En réponse au voyage de Biden au Moyen-Orient : Poutine rencontre Raisi et Erdoğan à Téhéran

par Seyed Alireza Moussavi

Alors que le président américain Joe Biden s’est rendu au Moyen-Orient pour lancer une « mini-OTAN » dans la région impliquant les États du Golfe et Israël, le président russe Vladimir Poutine souhaite que ses homologues iranien et turc, Ebrahim Raisi, la semaine prochaine et Recep Tayyip Erdoğan, à Téhéran. Les pourparlers devraient également inclure la Syrie. La Turquie, la Russie et l’Iran mènent des pourparlers sur la Syrie au format Astana depuis 2017.

En Israël et en Arabie saoudite, le gouvernement américain veut nouer une alliance militaire contre Téhéran, le Pentagone voulant intégrer les défenses aériennes d’Israël et de plusieurs États arabes dans un système de défense commun, selon les médias américains, afin de conjurer « les menaces  » d’Iran. L’Iran a averti à l’approche de la tournée de Biden au Moyen-Orient que l’émergence d’une nouvelle alliance dans la région entraînerait une réponse déterminée du pays. Si la mise en œuvre de tels plans compromet la sécurité de l’Iran de quelque manière que ce soit, l’Iran ciblera les cibles les plus proches et les plus accessibles comme première réponse, selon Nour News, une agence de presse affiliée au Conseil de sécurité nationale iranien (SNSC).
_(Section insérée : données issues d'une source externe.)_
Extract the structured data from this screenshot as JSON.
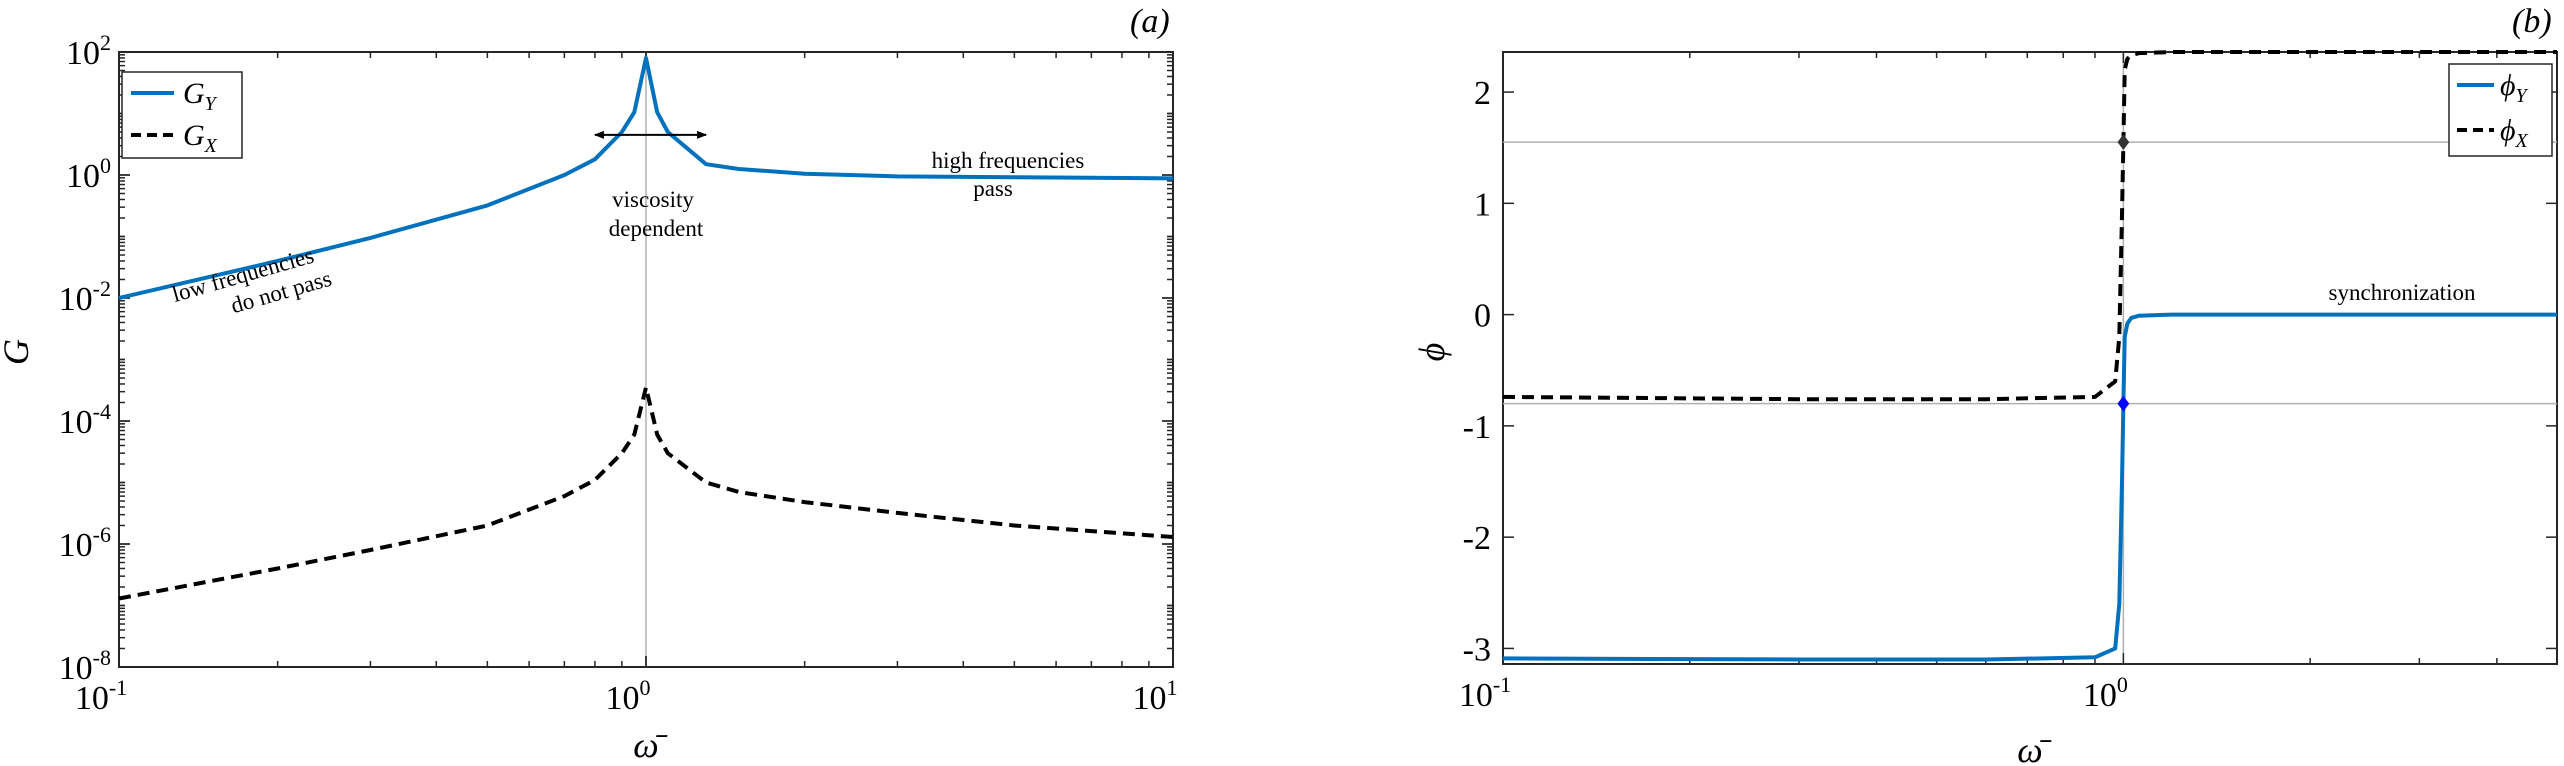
{
  "chart_data": [
    {
      "type": "line",
      "panel_label": "(a)",
      "xscale": "log",
      "yscale": "log",
      "xlim": [
        0.1,
        10
      ],
      "ylim": [
        1e-08,
        100
      ],
      "xlabel": "ω̄",
      "ylabel": "G",
      "x_tick_labels": [
        {
          "base": "10",
          "exp": "-1"
        },
        {
          "base": "10",
          "exp": "0"
        },
        {
          "base": "10",
          "exp": "1"
        }
      ],
      "y_tick_labels": [
        {
          "base": "10",
          "exp": "2"
        },
        {
          "base": "10",
          "exp": "0"
        },
        {
          "base": "10",
          "exp": "-2"
        },
        {
          "base": "10",
          "exp": "-4"
        },
        {
          "base": "10",
          "exp": "-6"
        },
        {
          "base": "10",
          "exp": "-8"
        }
      ],
      "legend": {
        "position": "top-left",
        "entries": [
          {
            "base": "G",
            "sub": "Y",
            "style": "solid",
            "color": "#0072BD"
          },
          {
            "base": "G",
            "sub": "X",
            "style": "dashed",
            "color": "#000000"
          }
        ]
      },
      "reference_lines": [
        {
          "axis": "x",
          "value": 1,
          "color": "#b0b0b0"
        }
      ],
      "series": [
        {
          "name": "G_Y",
          "style": "solid",
          "color": "#0072BD",
          "x": [
            0.1,
            0.2,
            0.3,
            0.5,
            0.7,
            0.8,
            0.9,
            0.95,
            1.0,
            1.05,
            1.1,
            1.3,
            1.5,
            2,
            3,
            5,
            10
          ],
          "y": [
            0.01,
            0.04,
            0.095,
            0.32,
            1.0,
            1.8,
            5.0,
            10.5,
            80,
            10.5,
            5.0,
            1.5,
            1.25,
            1.05,
            0.95,
            0.92,
            0.88
          ]
        },
        {
          "name": "G_X",
          "style": "dashed",
          "color": "#000000",
          "x": [
            0.1,
            0.2,
            0.3,
            0.5,
            0.7,
            0.8,
            0.9,
            0.95,
            1.0,
            1.05,
            1.1,
            1.3,
            1.5,
            2,
            3,
            5,
            10
          ],
          "y": [
            1.3e-07,
            4e-07,
            8e-07,
            2e-06,
            6e-06,
            1.1e-05,
            3e-05,
            6e-05,
            0.00035,
            6e-05,
            3e-05,
            1e-05,
            7e-06,
            4.8e-06,
            3.2e-06,
            2e-06,
            1.3e-06
          ]
        }
      ],
      "annotations": [
        {
          "lines": [
            "low frequencies",
            "do not pass"
          ]
        },
        {
          "lines": [
            "viscosity",
            "dependent"
          ],
          "arrow": "double-headed, from ω̄≈0.8 to ω̄≈1.3 at G≈4.5"
        },
        {
          "lines": [
            "high frequencies",
            "pass"
          ]
        }
      ]
    },
    {
      "type": "line",
      "panel_label": "(b)",
      "xscale": "log",
      "yscale": "linear",
      "xlim": [
        0.1,
        5
      ],
      "ylim": [
        -3.14,
        2.36
      ],
      "xlabel": "ω̄",
      "ylabel": "ϕ",
      "x_tick_labels": [
        {
          "base": "10",
          "exp": "-1"
        },
        {
          "base": "10",
          "exp": "0"
        }
      ],
      "y_tick_values": [
        "2",
        "1",
        "0",
        "-1",
        "-2",
        "-3"
      ],
      "legend": {
        "position": "top-right",
        "entries": [
          {
            "base": "ϕ",
            "sub": "Y",
            "style": "solid",
            "color": "#0072BD"
          },
          {
            "base": "ϕ",
            "sub": "X",
            "style": "dashed",
            "color": "#000000"
          }
        ]
      },
      "reference_lines": [
        {
          "axis": "x",
          "value": 1,
          "color": "#b0b0b0"
        },
        {
          "axis": "y",
          "value": 1.55,
          "color": "#b0b0b0"
        },
        {
          "axis": "y",
          "value": -0.8,
          "color": "#b0b0b0"
        }
      ],
      "series": [
        {
          "name": "phi_Y",
          "style": "solid",
          "color": "#0072BD",
          "x": [
            0.1,
            0.3,
            0.6,
            0.9,
            0.97,
            0.985,
            0.995,
            1.0,
            1.005,
            1.015,
            1.03,
            1.06,
            1.2,
            5
          ],
          "y": [
            -3.09,
            -3.1,
            -3.1,
            -3.08,
            -3.0,
            -2.6,
            -1.5,
            -0.8,
            -0.2,
            -0.08,
            -0.03,
            -0.01,
            0,
            0
          ]
        },
        {
          "name": "phi_X",
          "style": "dashed",
          "color": "#000000",
          "x": [
            0.1,
            0.3,
            0.6,
            0.9,
            0.97,
            0.985,
            0.995,
            1.0,
            1.005,
            1.015,
            1.03,
            1.06,
            1.2,
            5
          ],
          "y": [
            -0.74,
            -0.76,
            -0.76,
            -0.74,
            -0.6,
            -0.2,
            0.9,
            1.55,
            2.2,
            2.3,
            2.33,
            2.35,
            2.36,
            2.36
          ]
        }
      ],
      "markers": [
        {
          "x": 1.0,
          "y": 1.55,
          "color": "#333333",
          "shape": "diamond"
        },
        {
          "x": 1.0,
          "y": -0.8,
          "color": "#0000ff",
          "shape": "diamond"
        }
      ],
      "annotations": [
        {
          "lines": [
            "synchronization"
          ]
        }
      ]
    }
  ]
}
Alors que l’Occident a récemment tenté en vain d’isoler la Russie sur le plan géopolitique au lendemain de la guerre d’Ukraine, la prochaine visite de Poutine à Téhéran doit être comprise comme une réponse au voyage du président américain au Moyen-Orient. Récemment, une réunion au sommet de l’alliance BRICS – composée du Brésil, de la Russie, de l’Inde, de la Chine et de l’Afrique du Sud – a également eu lieu en Chine, qui vise à s’imposer comme un contre-modèle au groupe d’États du G7.
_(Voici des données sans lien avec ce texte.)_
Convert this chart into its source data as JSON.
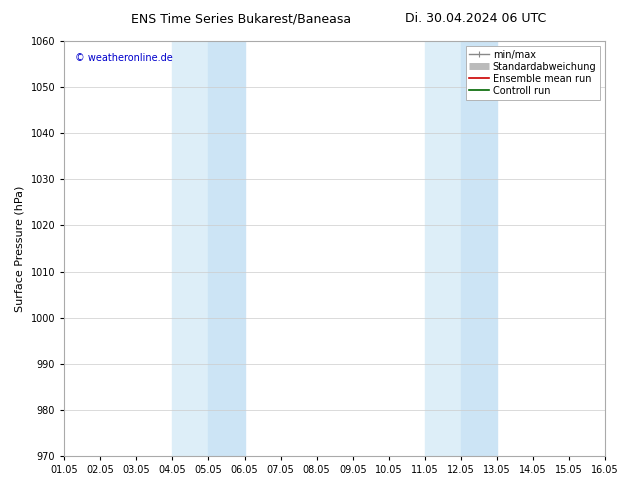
{
  "title_left": "ENS Time Series Bukarest/Baneasa",
  "title_right": "Di. 30.04.2024 06 UTC",
  "ylabel": "Surface Pressure (hPa)",
  "ylim": [
    970,
    1060
  ],
  "yticks": [
    970,
    980,
    990,
    1000,
    1010,
    1020,
    1030,
    1040,
    1050,
    1060
  ],
  "xlim_start": 0,
  "xlim_end": 15,
  "xtick_labels": [
    "01.05",
    "02.05",
    "03.05",
    "04.05",
    "05.05",
    "06.05",
    "07.05",
    "08.05",
    "09.05",
    "10.05",
    "11.05",
    "12.05",
    "13.05",
    "14.05",
    "15.05",
    "16.05"
  ],
  "shaded_bands": [
    {
      "x_start": 3.0,
      "x_end": 4.0,
      "color": "#ddeef8"
    },
    {
      "x_start": 4.0,
      "x_end": 5.0,
      "color": "#cce4f5"
    },
    {
      "x_start": 10.0,
      "x_end": 11.0,
      "color": "#ddeef8"
    },
    {
      "x_start": 11.0,
      "x_end": 12.0,
      "color": "#cce4f5"
    }
  ],
  "watermark": "© weatheronline.de",
  "watermark_color": "#0000cc",
  "background_color": "#ffffff",
  "plot_background": "#ffffff",
  "grid_color": "#cccccc",
  "legend_items": [
    {
      "label": "min/max",
      "color": "#888888",
      "lw": 1
    },
    {
      "label": "Standardabweichung",
      "color": "#bbbbbb",
      "lw": 5
    },
    {
      "label": "Ensemble mean run",
      "color": "#cc0000",
      "lw": 1.2
    },
    {
      "label": "Controll run",
      "color": "#006600",
      "lw": 1.2
    }
  ],
  "title_fontsize": 9,
  "tick_fontsize": 7,
  "ylabel_fontsize": 8,
  "watermark_fontsize": 7,
  "legend_fontsize": 7
}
En Iran, la visite de Poutine est considérée comme une réaction à une coopération plus étroite entre les États-Unis, Israël et les États arabes du Golfe. Le président iranien Ebrahim Raisi, lors de sa récente rencontre avec le haut diplomate russe Sergueï Lavrov, a clairement indiqué que l’Iran était alarmé par les tentatives de l’OTAN d’étendre sa sphère d’influence dans diverses parties du monde, y compris au Moyen-Orient. Erdoğan deviendra également le premier homme d’État d’un pays membre de l’OTAN à rencontrer Poutine depuis le début de l’opération militaire russe en Ukraine. La Turquie a condamné la guerre en Ukraine, mais le pays ne soutient toujours pas les sanctions de l’Occident contre la Russie. Il se dirige également actuellement vers une confrontation avec la Grèce, depuis qu’Athènes a intensifié son lobbying contre les préoccupations sécuritaires d’Ankara aux États-Unis dans le sillage de la guerre en Ukraine. En mai, les tensions entre la Grèce et la Turquie se sont considérablement intensifiées après que le Premier ministre grec Kyriakos Mitsotakis s’est prononcé contre les accords d’armement américains avec Ankara lors de sa visite à Washington, DC.

Le voyage de Poutine à Téhéran a pris une autre dimension importante après que le conseiller à la sécurité nationale Jake Sullivan a déclaré à Washington que l’Iran se préparait à expédier plusieurs centaines de drones en Russie pour une utilisation en Ukraine. L’Iran a depuis démenti l’information. De laconférencier du ministère iranien des Affaires étrangères a déclaré que la coopération russo-iranienne dans le domaine de la « technologie moderne » remonte à avant la guerre en Ukraine. L’Ukraine a récemment utilisé le drone de combat turc Bayraktar TB 2 contre des positions russes.

L’Iran a continué à développer son industrie des drones ces dernières années. Dans le passé, Téhéran a fourni des drones à ses mandataires dans la région, comme le mouvement Houthi (Ansarollah) au Yémen, le Hezbollah au Liban et les milices chiites en Irak. Le mouvement Ansarollah a récemment mené des attaques de représailles contre des installations de production de pétrole en Arabie saoudite et aux Émirats arabes unis à l’aide de drones de combat. La semaine dernière, Tel-Aviv a annoncé que trois drones de reconnaissance du Hezbollah étaient entrés dans les eaux territoriales israéliennes.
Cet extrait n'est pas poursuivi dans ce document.